Sabato lo spettacolo di fine anno al Teatro Filarmonico di Fondazione Arena

(Di Gianni Schicchi) La Fondazione Arena chiude l’anno con un grande spettacolo: un Gala comprendente l’edizione speciale di La Bohème al Teatro Filarmonico. Sarà anche l’occasione per vedere il debutto di un tenore di cui ultimamente si parla moltissimo a livello internazionale: il cileno Jonathan Tetelman che sostituirà il previsto Roberto Alagna, costretto a rinunciare per indisposizione. L’opera pucciniana (con la quale ha esordito in carriera) ha già visto Tetelman acclamato in diversi teatri del mondo e anche nel recente film per la Rai, firmato nella regia da Mario Martone.Jonathan Tetelman, pur essendo nato a Castro in Cile, è naturalizzato americano, ma si è fatto una carriera di rilievo cantando in Europa. È stato adottato da bambino ed è cresciuto a Princeton, nel New Jersey. Ha studiato alla Manhattan School of Music di New York, come baritono, prima di proseguire gli studi alla Mannes School of Music dove è passato al ruolo tenorile. È apparso come Rodolfo alla Komische Oper di Berlino, alla English National Opera e alla Royal Opera House. E come Cavaradossi al Teatro Regio di Torino, all’Opera di Lille, al Gran Teatro del Liceo di Barcellona, alla Semperoper di Dresda e alla Deutsche Oper di Berlino.

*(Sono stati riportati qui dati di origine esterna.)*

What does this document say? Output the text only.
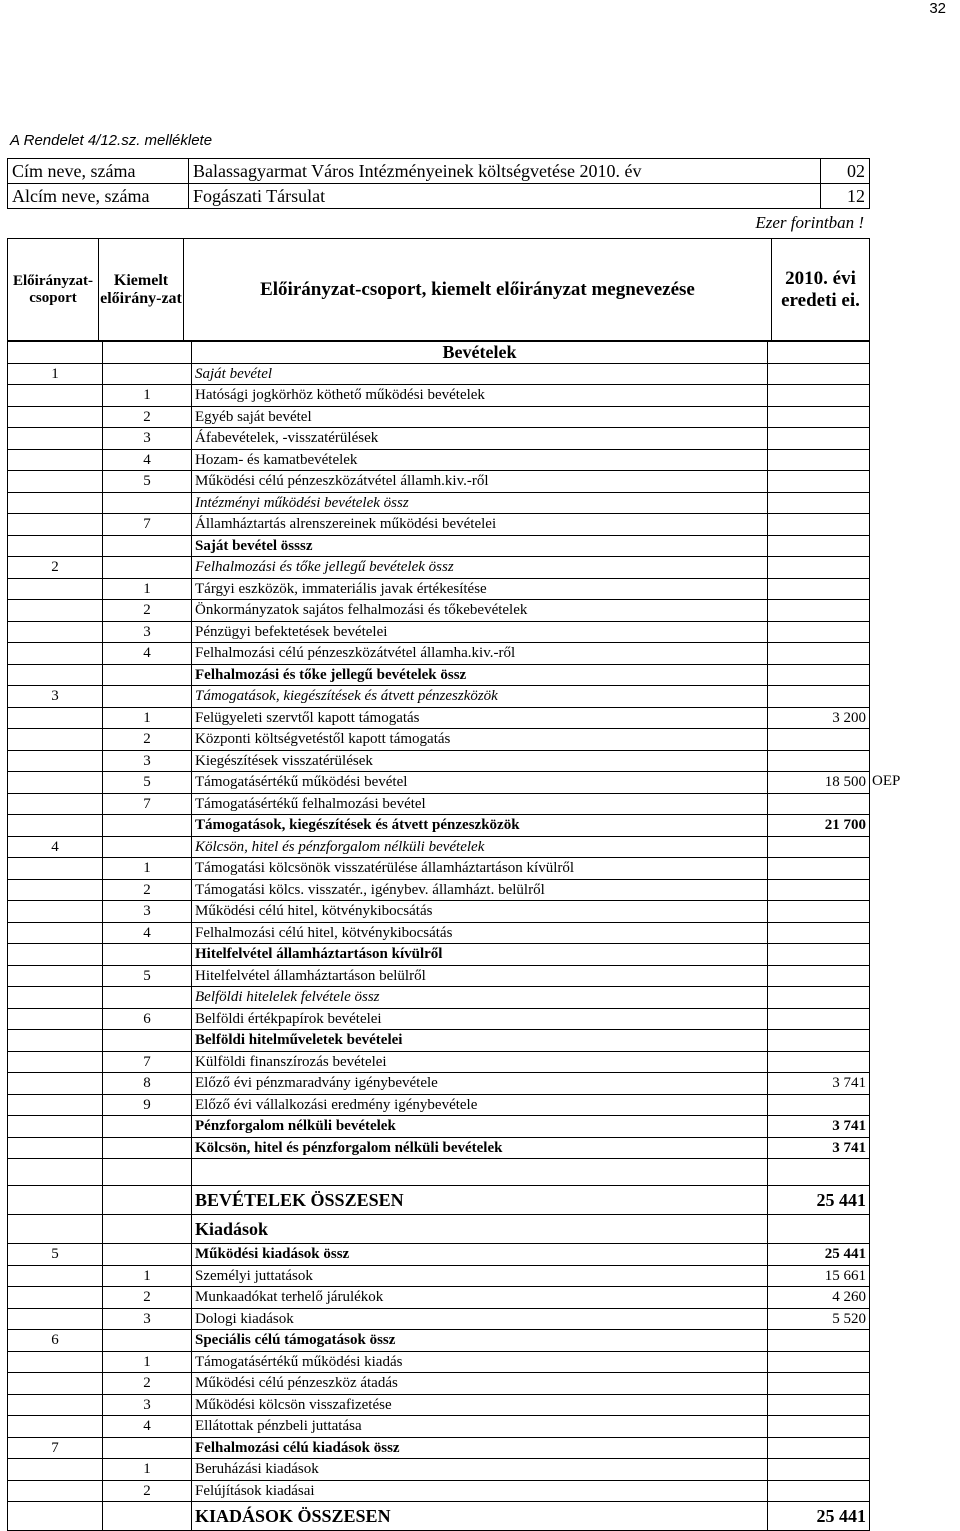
32
A Rendelet 4/12.sz. melléklete
Cím neve, száma	Balassagyarmat Város Intézményeinek költségvetése 2010. év	02
Alcím neve, száma	Fogászati Társulat	12
Ezer forintban !
Előirányzat-csoport	Kiemelt előirány-zat	Előirányzat-csoport, kiemelt előirányzat megnevezése	2010. évi eredeti ei.
		Bevételek	
1		Saját bevétel	
	1	Hatósági jogkörhöz köthető működési bevételek	
	2	Egyéb saját bevétel	
	3	Áfabevételek, -visszatérülések	
	4	Hozam- és kamatbevételek	
	5	Működési célú pénzeszközátvétel államh.kiv.-ről	
		Intézményi működési bevételek össz	
	7	Államháztartás alrenszereinek működési bevételei	
		Saját bevétel össsz	
2		Felhalmozási és tőke jellegű bevételek össz	
	1	Tárgyi eszközök, immateriális javak értékesítése	
	2	Önkormányzatok sajátos felhalmozási és tőkebevételek	
	3	Pénzügyi befektetések bevételei	
	4	Felhalmozási célú pénzeszközátvétel államha.kiv.-ről	
		Felhalmozási és tőke jellegű bevételek össz	
3		Támogatások, kiegészítések és átvett pénzeszközök	
	1	Felügyeleti szervtől kapott támogatás	3 200
	2	Központi költségvetéstől kapott támogatás	
	3	Kiegészítések visszatérülések	
	5	Támogatásértékű működési bevétel	18 500
	7	Támogatásértékű felhalmozási bevétel	
		Támogatások, kiegészítések és átvett pénzeszközök	21 700
4		Kölcsön, hitel és pénzforgalom nélküli bevételek	
	1	Támogatási kölcsönök visszatérülése államháztartáson kívülről	
	2	Támogatási kölcs. visszatér., igénybev. államházt. belülről	
	3	Működési célú hitel, kötvénykibocsátás	
	4	Felhalmozási célú hitel, kötvénykibocsátás	
		Hitelfelvétel államháztartáson kívülről	
	5	Hitelfelvétel államháztartáson belülről	
		Belföldi hitelelek felvétele össz	
	6	Belföldi értékpapírok bevételei	
		Belföldi hitelműveletek bevételei	
	7	Külföldi finanszírozás bevételei	
	8	Előző évi pénzmaradvány igénybevétele	3 741
	9	Előző évi vállalkozási eredmény igénybevétele	
		Pénzforgalom nélküli bevételek	3 741
		Kölcsön, hitel és pénzforgalom nélküli bevételek	3 741

		BEVÉTELEK ÖSSZESEN	25 441
		Kiadások	
5		Működési kiadások össz	25 441
	1	Személyi juttatások	15 661
	2	Munkaadókat terhelő járulékok	4 260
	3	Dologi kiadások	5 520
6		Speciális célú támogatások össz	
	1	Támogatásértékű működési kiadás	
	2	Működési célú pénzeszköz átadás	
	3	Működési kölcsön visszafizetése	
	4	Ellátottak pénzbeli juttatása	
7		Felhalmozási célú kiadások össz	
	1	Beruházási kiadások	
	2	Felújítások kiadásai	
		KIADÁSOK ÖSSZESEN	25 441
OEP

Dopo aver cantato come Duca di Mantova nel Rigoletto di Verdi all’Opera di Francoforte, è stato invitato nel 2022 a interpretare Loris Ipanov al fianco di Nadja Stefanoff nel ruolo del protagonista in Fedora. La Frankfurter Allgemeine Zeitung ha descritto la sua voce: “di un’intensa, ineluttabile eufonia, caldamente radicata, piena corposa, ma mirabilmente elegante e flessibile”. Lo scorso anno ha firmato un contratto in esclusiva con la Deutsche Grammophon.

La rappresentazione straordinaria de La Bohème va in scena sabato 31 dicembre alle 19 dopo il successo di quattro recite precedenti praticamente esaurite. Tetelman può contare su di un cast eccezionale, con la Mimì del soprano Irina Lungu e altri giovanissimi interpreti, tra cui gli applauditi: Alessandro Luongo, Francesco Leone, Jan Antem e i debuttanti Daria Rybak, Nicolò Donini e Roberto Accurso.

Sul podio ci sarà il direttore veronese Andrea Battistoni, dalla carriera internazionale – debuttò in carriera anche lui con una Bohème in Svizzera, attualmente direttore stabile della Filarmonica di Tokio – che guiderà Orchestra, Coro e Voci bianche A.Li.Ve.

I biglietti per ogni settore sono in vendita sul sito arena.it e nel circuito ticketone, con prezzi a partire da euro 18 con una speciale riduzione del 45% per gli abbonati delle stagioni 2022 e 2023 di Fondazione Arena. Biglietteria Arena di Verona via dietro Anfiteatro 6/b, aperta da lunedì a venerdì 10.30-16.00, sabato 9.15-12.45, tel. 045 8005151. La biglietteria del Teatro Filarmonico via dei Mutilati 4/k, 37121 è aperta due ore prima dello spettacolo, tel. 045 8002880.